I worried whether this would produce truly unique data each time, so I generated 10MB of data using this process (which took some time),
and ran it through the Die-Hard set of statistical tests. The results of the tests indicate that the data is still random, with no significantly repeated sets of numbers.
Disadvantages
The main disadvantage seems to be the amount of processing required to generate the key data. Compared to other encryption techniques,
this method would not be effective at encrypting large amounts of data.
Using more efficient algorithms to run the CA grid could gain some ground, but not to the extent that say, the Rijndael algorithm can perform.
Using the Code
There are two main components to the system:
- The
CAGrid
class is a simple implementation of the Cellular Automata simulation. It contains a list of Cell objects, methods to build the
grid and hook each cell to its neighbours, methods to run the rules and increment each generation, and methods to retrieve the data as an array of bytes or Booleans. - The
CAEncryption
class utilizes the CAGrid
in order to provide cryptographic functions.
Static methods of the CAEncryption
class are provided for generating large blocks of key data. These use the progressive method of extracting
the data from a grid, then re-running the simulation to provide more data. Additional static methods are provided for symmetrically encrypting streams and files.
A class that can be serialized to disk is provided for saving an encrypted file.

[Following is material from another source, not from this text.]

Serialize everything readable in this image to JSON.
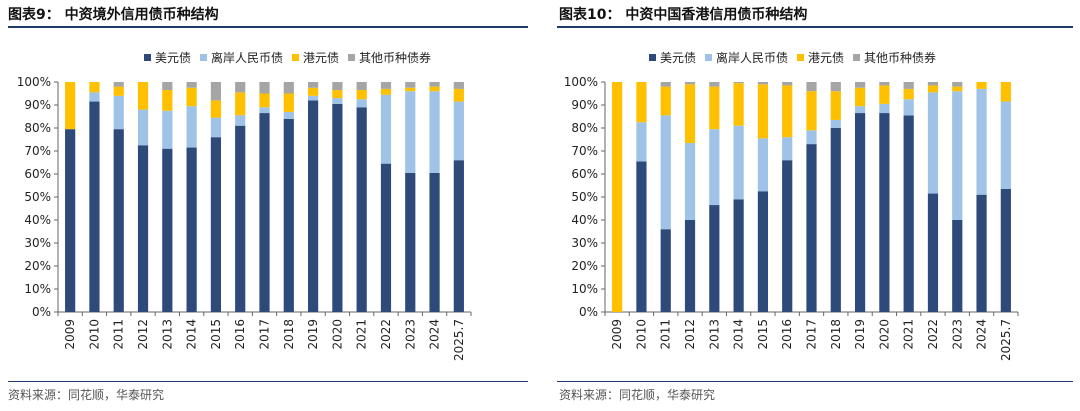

This contains the original file name as a property to
ease the process of decrypting the data. The encrypted file is stored as a byte array within said class.
All the static encryption methods use the Random
class to initialize the grid using a seed value.
By instancing the CAEncryption
class, the methods to generate encryption key data from a bitmap are implemented.
All these are tied together using the main form for the system: FrmCellularEncryption
.
Proving the Concept
I posted this article with some trepidation, I anticipate many will automatically claim that the entire concept is inherently insecure and could be defeated with ease.
So, I am throwing down the gauntlet, and giving neigh-sayers the opportunity to put their money where their mouth is.
I challenge any reader to recover the original text of this encrypted string:
W/frtrsDSreqBwK2N7bS14jUsUX88NgjHJEndWDd16YuHYjBoxy6goa6hS53
jWI1zQCl1lE3DP5h8rEVeLvKHVJ0t5D/+Pz0lWQsS992KgBsVWEaMPZJBuIfUBMrqBKLOx5
kXClqEJ5lpflfy9+NO31okIB4w6thbD77bwrSf0nxFW/tsRDxXv4uvAzdbqny009+CUVSaO
ZAtsQc1NoLaymcsPGamzcH6NhdMuqnTfR1KqlJfIrYyyfjT/lXAOGOi2jdvW69wjbb8EdWBP+
nm1tS6q7sC56RwKx+jQBGDRPJaUXGkj0OKt/o6DP28HVWL35oY9XPVn9QrksF0C3Huu6uw5k3
b8FWeGfv6CLaCWYMg6GSgtADNOm+e8zKTOK6xOpmK8zwUV+P5DiAu0nylHn43BawqA2DhB/b
hedkSNxfmUBXObJMl2AWXv3jagbmRA2qqLV7gDWlOE90SfoObHpPTk+irSTpW6ulOA==
You have full access to the source code that performed the encryption (thus much more information than you would get in real life);
if you succeed and post the original text, you win my respect and the right to whine all you want. Moreover, in the process, we can prove or disprove the viability
of using cellular automata to encrypt sensitive data.